Der erste, der formelle, zeigt die innerhalb der specifisch-musikalischen Combinationsfähigkeiten mögliche Idealität der Struktur äußerlicher Gebilde, in denen Ordnung, Einheit in der Mannigfaltigkeit, eine Regel in den sinnlichen Beziehungen vorherrscht. Die Musik, die sich hier ergiebt, wird, da die Idee der Form als eine auf nicht zu viele Unterschiede beschränkte hervortritt, besonders den Reiz der Klangwirkungen, die Kunst, Spannungen sinnlicher Art anzuregen und zu lösen, das Material der sogenannten Effekte ausbeuten. Hierin liegt eine große Mannigfaltigkeit und dieser Stoff wird in die Form gefüllt. Es entsteht ein Schönes - von sinnlich reizender und formeller Natur. - In der zweiten Art wird der Reiz auf Nachbildungen, auf Anklänge aus den Erscheinungen des Lebens beschränkt. Dem Tone wird seine pittoreske Kraft abgelauscht und ihm dadurch ein Inhalt anderer Art verliehen. Das Kunstwerk wird von malerischer Bedeutung; Naturscenen und Laute, Bewegungen und Thätigkeiten lebender Wesen werden in seinen Inhalt aufgenommen. Es ergiebt sich, daß der Ton seine malerische Kraft auf einen großen Theil der hörbaren und selbst sichtbaren Erscheinungen der Welt auszudehnen vermag. (Vergl. das fünfte Kapitel in des Verfassers Schrift: "Das musikalische Schöne".)

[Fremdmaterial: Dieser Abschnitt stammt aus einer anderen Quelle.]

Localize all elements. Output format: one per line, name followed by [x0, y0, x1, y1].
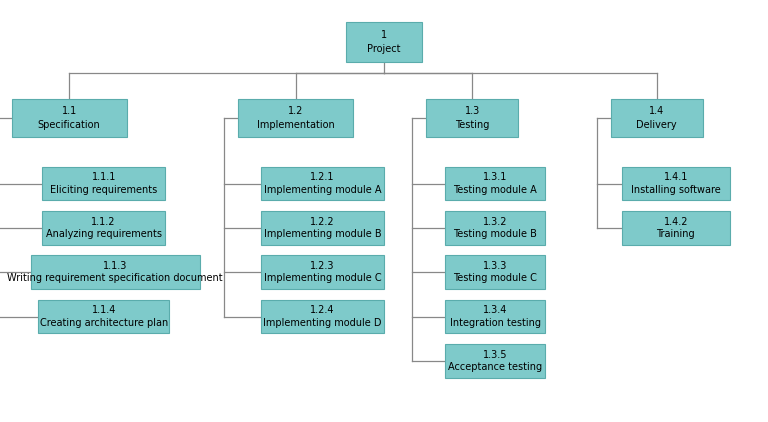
Text: Testing module B: Testing module B	[453, 229, 538, 239]
FancyBboxPatch shape	[445, 167, 545, 200]
FancyBboxPatch shape	[12, 99, 127, 137]
FancyBboxPatch shape	[445, 344, 545, 378]
FancyBboxPatch shape	[261, 211, 384, 245]
FancyBboxPatch shape	[611, 99, 703, 137]
Text: 1.3.3: 1.3.3	[483, 261, 508, 271]
Text: 1.4: 1.4	[649, 106, 664, 116]
FancyBboxPatch shape	[445, 211, 545, 245]
Text: 1.1.2: 1.1.2	[91, 217, 116, 227]
Text: Delivery: Delivery	[637, 120, 677, 130]
Text: Writing requirement specification document: Writing requirement specification docume…	[8, 273, 223, 283]
Text: 1.4.2: 1.4.2	[664, 217, 688, 227]
Text: 1.2: 1.2	[288, 106, 303, 116]
FancyBboxPatch shape	[445, 255, 545, 289]
Text: 1.1: 1.1	[61, 106, 77, 116]
Text: Implementing module B: Implementing module B	[263, 229, 382, 239]
FancyBboxPatch shape	[261, 255, 384, 289]
Text: Acceptance testing: Acceptance testing	[449, 362, 542, 372]
Text: Testing: Testing	[455, 120, 489, 130]
Text: Creating architecture plan: Creating architecture plan	[40, 318, 167, 327]
Text: Implementing module C: Implementing module C	[263, 273, 382, 283]
Text: 1: 1	[381, 30, 387, 40]
Text: Training: Training	[657, 229, 695, 239]
Text: 1.2.1: 1.2.1	[310, 173, 335, 182]
FancyBboxPatch shape	[426, 99, 518, 137]
FancyBboxPatch shape	[42, 167, 165, 200]
Text: Integration testing: Integration testing	[450, 318, 541, 327]
FancyBboxPatch shape	[346, 22, 422, 62]
Text: 1.4.1: 1.4.1	[664, 173, 688, 182]
Text: Eliciting requirements: Eliciting requirements	[50, 185, 157, 195]
Text: 1.1.1: 1.1.1	[91, 173, 116, 182]
FancyBboxPatch shape	[31, 255, 200, 289]
FancyBboxPatch shape	[42, 211, 165, 245]
Text: 1.2.3: 1.2.3	[310, 261, 335, 271]
Text: Project: Project	[367, 44, 401, 54]
FancyBboxPatch shape	[622, 211, 730, 245]
Text: 1.3.1: 1.3.1	[483, 173, 508, 182]
Text: Implementing module D: Implementing module D	[263, 318, 382, 327]
Text: Implementing module A: Implementing module A	[264, 185, 381, 195]
FancyBboxPatch shape	[445, 300, 545, 333]
Text: Specification: Specification	[38, 120, 101, 130]
Text: Installing software: Installing software	[631, 185, 720, 195]
Text: 1.1.4: 1.1.4	[91, 306, 116, 315]
Text: 1.1.3: 1.1.3	[103, 261, 127, 271]
Text: Analyzing requirements: Analyzing requirements	[45, 229, 162, 239]
Text: 1.3.4: 1.3.4	[483, 306, 508, 315]
Text: Testing module A: Testing module A	[453, 185, 538, 195]
FancyBboxPatch shape	[238, 99, 353, 137]
Text: 1.3.2: 1.3.2	[483, 217, 508, 227]
FancyBboxPatch shape	[261, 300, 384, 333]
FancyBboxPatch shape	[622, 167, 730, 200]
Text: Testing module C: Testing module C	[453, 273, 538, 283]
Text: 1.2.2: 1.2.2	[310, 217, 335, 227]
Text: Implementation: Implementation	[257, 120, 335, 130]
Text: 1.3.5: 1.3.5	[483, 350, 508, 360]
Text: 1.2.4: 1.2.4	[310, 306, 335, 315]
FancyBboxPatch shape	[38, 300, 169, 333]
Text: 1.3: 1.3	[465, 106, 480, 116]
FancyBboxPatch shape	[261, 167, 384, 200]
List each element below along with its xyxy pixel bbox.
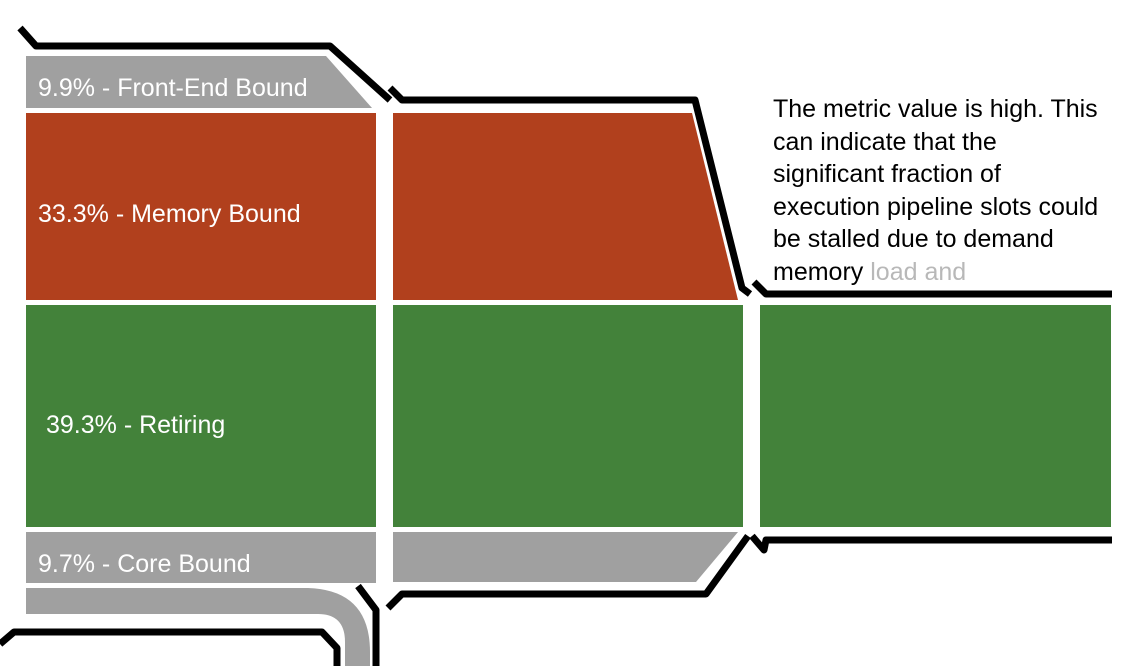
retiring-label: 39.3% - Retiring xyxy=(46,411,226,439)
retiring-flow[interactable] xyxy=(393,305,743,527)
column-2 xyxy=(393,113,743,582)
outline-bottom-hook xyxy=(355,583,380,666)
outline-top-right xyxy=(751,279,1112,298)
metric-explanation-text: The metric value is high. This can indic… xyxy=(773,93,1113,289)
outline-bottom-left xyxy=(0,628,341,666)
memory-bound-label: 33.3% - Memory Bound xyxy=(38,200,301,228)
note-text: The metric value is high. This can indic… xyxy=(773,95,1099,286)
core-bound-label: 9.7% - Core Bound xyxy=(38,550,251,578)
memory-bound-band[interactable] xyxy=(26,113,376,300)
front-end-bound-label: 9.9% - Front-End Bound xyxy=(38,74,308,102)
outline-bottom-right xyxy=(749,533,1112,554)
retiring-band[interactable] xyxy=(26,305,376,527)
outline-top-middle xyxy=(387,85,753,297)
core-bound-band[interactable] xyxy=(26,532,376,583)
outline-bottom-middle xyxy=(385,533,751,611)
retiring-output[interactable] xyxy=(760,305,1111,527)
outline-top-left xyxy=(17,25,393,103)
note-faded-text: load and xyxy=(870,257,967,286)
memory-bound-flow[interactable] xyxy=(393,113,738,300)
outline-strokes xyxy=(0,25,1112,666)
front-end-bound-band[interactable] xyxy=(26,56,372,108)
core-bound-flow[interactable] xyxy=(393,532,738,582)
core-bound-tail xyxy=(26,588,370,666)
column-1 xyxy=(26,56,376,666)
column-3 xyxy=(760,305,1111,527)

Der letzte Theil des angeführten Inhalts, als der umfassendste und höchste, wird natürlich die intensivste Aufmerksamkeit des Künstlers auf sich lenken müssen und ist besonders auf die dem Gefühle dunkel vorschwebende Auslegung schöner Tonwerke hinzuweisen. Hier <381> fehlt in dem Bereiche der musikalischen Aesthetik allerdings noch die objective Forschung. Die musikalische Schönrednerei, die dichterisch geschmückte Phrase hat in unsäglicher Wohlfeilheit überhand genommen; den Kunstwerken werden objektive Beziehungen und inhaltliche Specialitäten untergelegt, als ob es die höchste Aufgabe der Tonkunst sei, das ihren Mitteln schlechterdings Versagte mit Gewalt sich anzueignen. Ja, es liegt eine Inhaltlichkeit in den Tönen, aber sie ist allgemeinerer Art, und die Auslegung darf in diesem Punkte nie zuweit da eingehen. -

Die inhaltvollste, den Menschen am ernstesten und mächtigsten ergreifende Poesie liegt in der Religion und Metaphysik. Der Geist geht mit der Fülle seines gesammten Inhaltes in die Träumerei des Absoluten über, jenes ihn so erhebenden und durch den Gedanken der höchsten Vollkommenheit vollendetsten Schönen. - Sobald diese Poesie aus der abstracten Form, inder sie noch keine Kunst ist, heraustritt und zum sinnlichen Mittel greift, um sich in concreter Erscheinungauszudrücken, also sich in den Künsten offenbart, vermag unter diesen keine jenen hochbegeisternde und mächtigen Traum so vollkommen auszumalen, als die Musik.